Now lets get on to some happier news like how to help...

  • Dawn simulator- Also known as wake-up lights. Wake up lights are alarm clocks with a unique twist. Instead of waking you up abruptly with loud buzzing music, they simulate the rising sun by providing light that gradually increases in intensity. Emitted light gets brighter over 30 minutes prior to your wake up time and can be accompanied by gentle nature sounds. These lights can help gradually stop the production of melatonin. Remember, melatonin is a hormone that makes you feel tired. Slowly stopping production before you wake up allows you to feel more refreshed when you get out of bed. There are some great dawn simulators right on Amazon!

  • Natural light- If even the tiniest ray of light is peaking through the clouds, get outside! Getting any amount of sunlight is crucial. Break up your work day with a walk to soak up some natural vitamin D.

  • Vitamin D- Depending on where you live, you are most likely not getting enough vitamin D so PLEASE take a supplement. They really do help.

  • Diet- "Let food be thy medicine and medicine be thy food." -Hippocrates.

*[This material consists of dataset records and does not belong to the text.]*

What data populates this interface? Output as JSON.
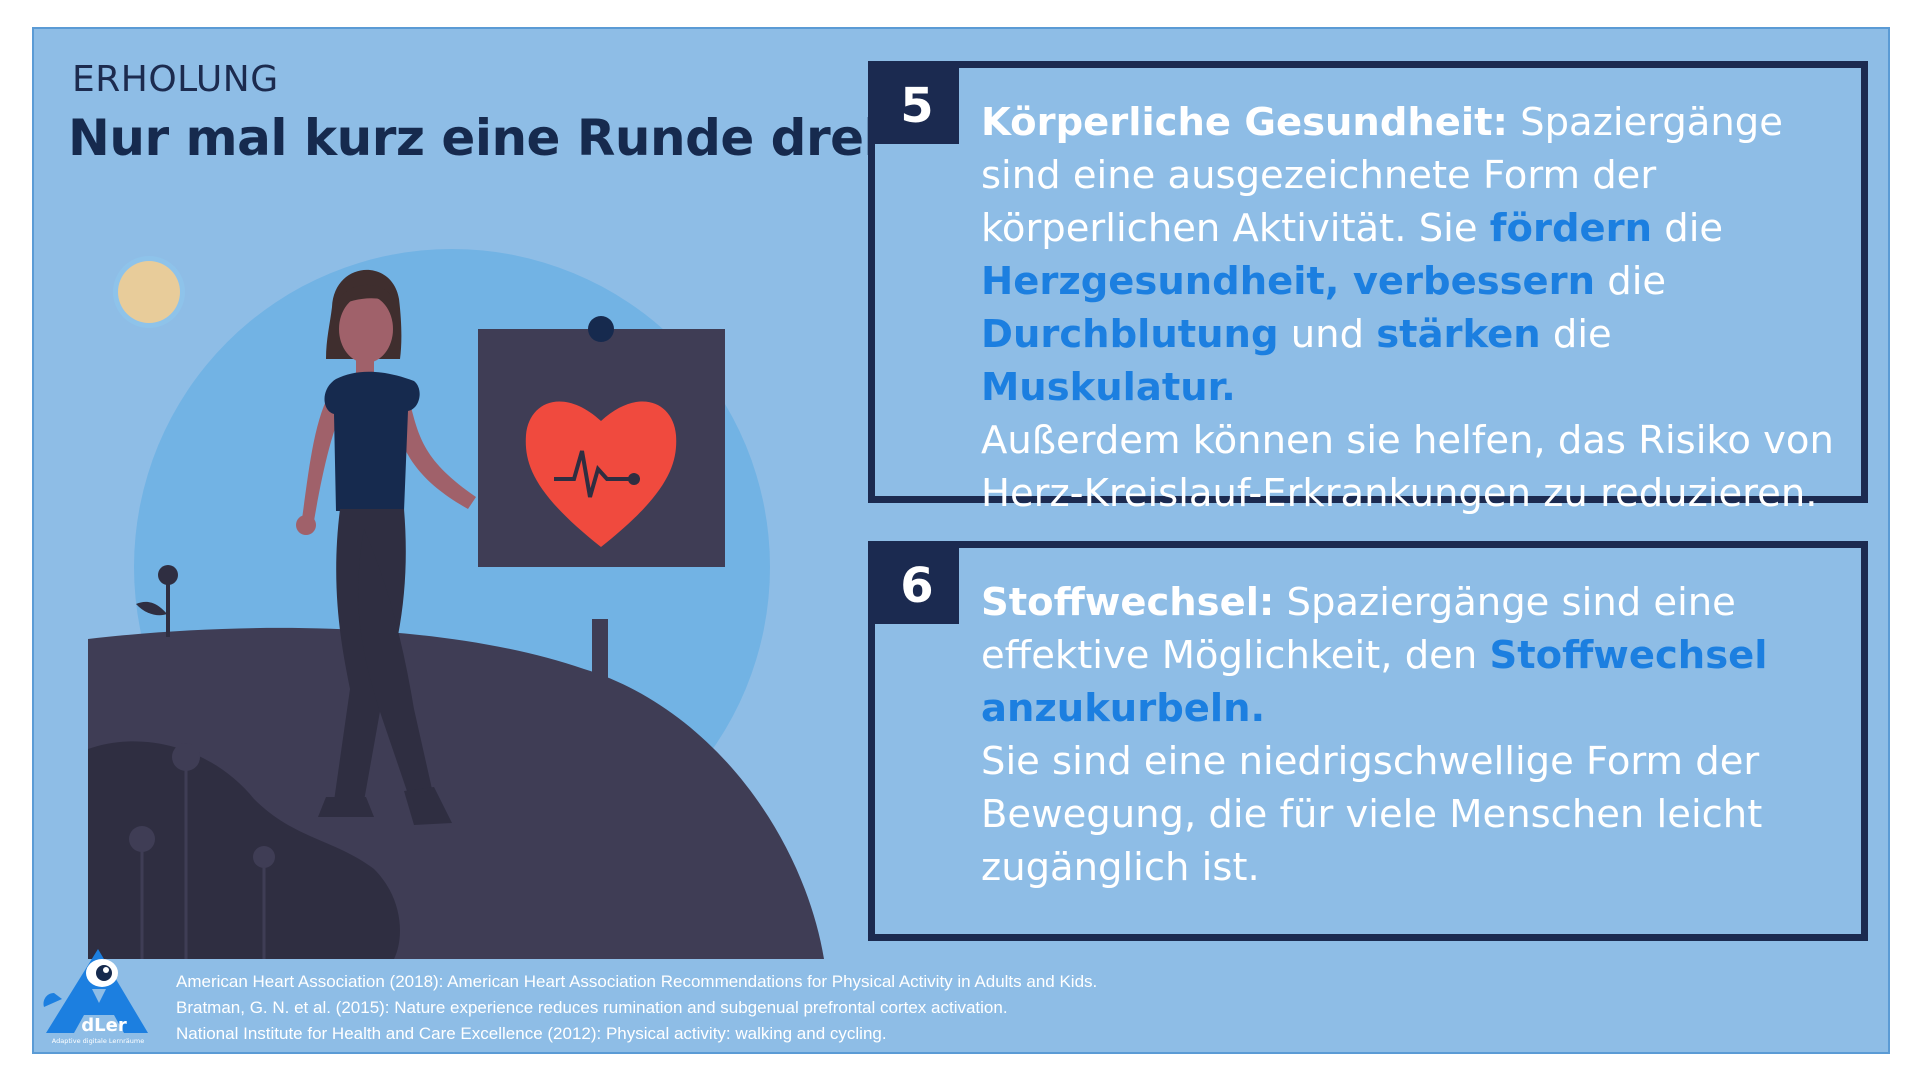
{
  "header": {
    "section_label": "ERHOLUNG",
    "title": "Nur mal kurz eine Runde drehen"
  },
  "cards": [
    {
      "number": "5",
      "heading": "Körperliche Gesundheit:",
      "t1": " Spaziergänge sind eine ausgezeichnete Form der körperlichen Aktivität. Sie ",
      "h1": "fördern",
      "t2": " die ",
      "h2": "Herzgesundheit, verbessern",
      "t3": " die ",
      "h3": "Durchblutung",
      "t4": " und ",
      "h4": "stärken",
      "t5": " die ",
      "h5": "Muskulatur.",
      "extra": "Außerdem können sie helfen, das Risiko von Herz-Kreislauf-Erkrankungen zu reduzieren."
    },
    {
      "number": "6",
      "heading": "Stoffwechsel:",
      "t1": " Spaziergänge sind eine effektive Möglichkeit, den ",
      "h1": "Stoffwechsel anzukurbeln.",
      "extra": "Sie sind eine niedrigschwellige Form der Bewegung, die für viele Menschen leicht zugänglich ist."
    }
  ],
  "logo": {
    "letters": "dLer",
    "subtitle": "Adaptive digitale Lernräume"
  },
  "references": [
    "American Heart Association (2018): American Heart Association Recommendations for Physical Activity in Adults and Kids.",
    "Bratman, G. N. et al. (2015): Nature experience reduces rumination and subgenual prefrontal cortex activation.",
    "National Institute for Health and Care Excellence (2012): Physical activity: walking and cycling."
  ],
  "colors": {
    "background": "#8ebde6",
    "navy": "#1b2a50",
    "highlight": "#1c7fe0",
    "heart": "#f04a3e",
    "sun": "#e8cc9a"
  }
}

SAD sufferers crave more starchy carbs and sweet treats, which leads to making them feel worse. Some foods linked to increased serotonin levels are those containing high levels of tryptophan like turkey, chicken, nuts, bananas, peas, pumpkin, and spinach. But overall, whole fresh foods will never disappoint.

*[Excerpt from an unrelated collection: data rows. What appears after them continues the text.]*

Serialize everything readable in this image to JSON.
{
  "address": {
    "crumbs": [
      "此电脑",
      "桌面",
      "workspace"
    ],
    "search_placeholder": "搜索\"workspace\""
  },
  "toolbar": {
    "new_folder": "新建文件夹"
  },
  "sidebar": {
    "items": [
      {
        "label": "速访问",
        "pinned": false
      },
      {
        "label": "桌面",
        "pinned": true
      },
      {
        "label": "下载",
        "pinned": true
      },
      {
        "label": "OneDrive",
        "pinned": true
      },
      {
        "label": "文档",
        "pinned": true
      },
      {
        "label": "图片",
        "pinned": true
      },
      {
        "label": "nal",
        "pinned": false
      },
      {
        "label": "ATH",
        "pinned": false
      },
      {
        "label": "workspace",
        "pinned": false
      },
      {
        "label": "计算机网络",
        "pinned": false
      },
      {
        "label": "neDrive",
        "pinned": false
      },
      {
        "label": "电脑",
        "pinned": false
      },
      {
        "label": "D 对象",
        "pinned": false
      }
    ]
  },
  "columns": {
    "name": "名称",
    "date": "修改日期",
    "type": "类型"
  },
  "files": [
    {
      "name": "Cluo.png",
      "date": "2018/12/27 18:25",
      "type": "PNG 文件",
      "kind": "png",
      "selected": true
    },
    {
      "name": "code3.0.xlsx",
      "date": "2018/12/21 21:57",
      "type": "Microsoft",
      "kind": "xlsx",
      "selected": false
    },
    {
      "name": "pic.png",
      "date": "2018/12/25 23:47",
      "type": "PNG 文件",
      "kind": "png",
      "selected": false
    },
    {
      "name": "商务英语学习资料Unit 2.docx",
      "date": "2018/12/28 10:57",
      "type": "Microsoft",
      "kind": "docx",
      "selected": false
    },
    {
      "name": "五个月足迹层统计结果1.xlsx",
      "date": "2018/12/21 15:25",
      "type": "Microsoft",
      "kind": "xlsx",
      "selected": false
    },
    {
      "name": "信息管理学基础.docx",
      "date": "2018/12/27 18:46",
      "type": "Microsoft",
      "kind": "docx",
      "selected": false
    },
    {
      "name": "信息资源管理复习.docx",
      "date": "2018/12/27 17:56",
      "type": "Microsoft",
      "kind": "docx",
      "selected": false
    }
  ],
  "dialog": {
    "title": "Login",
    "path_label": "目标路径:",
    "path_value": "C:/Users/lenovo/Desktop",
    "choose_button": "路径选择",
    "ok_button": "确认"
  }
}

  • Exercise- I totally understand that when you are not feeling your best, the last thing you want to do is a workout. However, study after study shows how workouts lead to a release in serotonin which then helps with mood and so on. The most important key is to find something you actually enjoy. It has taken me a very long time but I enjoy a slower workout like yoga and foam rolling. I still go for long walks to get my heart rate up but I just have such a connection with the other two. It brings me peace and that makes me not dread a workout.

  • Cognitive Behavior Therapy- CBT provides a hands-on, practical approach to problem-solving. The goal is to change negative patterns of thinking or behavior to change the way a person feels. The goal of CBT is to help a person change the way they feel and act by shifting how they perceive a situation.

  • Journaling- Particularly a gratitude journal can be influential for those needed a boost. They can lower stress, help you feel calmer, especially at night, and give you clarity on what you actually want in your life.

  • Aromatherapy- Essential oils have the unique ability to stimulate regions in the brain, including those that influence one's mood and internal clock. They are made up of potent plant compounds that can help with mind, body, and spirit connection. You can use a diffuser or just inhale a few drops on a cotton ball. Mood lifting oils can include: Lavender, Bergamot, Lemongrass, Clary Sage, Chamomile, Peppermint, and Frankincense.

Digging yourself out of depression is NEVER easy. However, there are some tricks we can do to help stave off the severity before anything long lasting takes place. Showing yourself love every day with some of the above suggestions or additional ones can truly start to change those negative beliefs and patterns. They are not always fool proof but change can start to happen one tiny step at a time.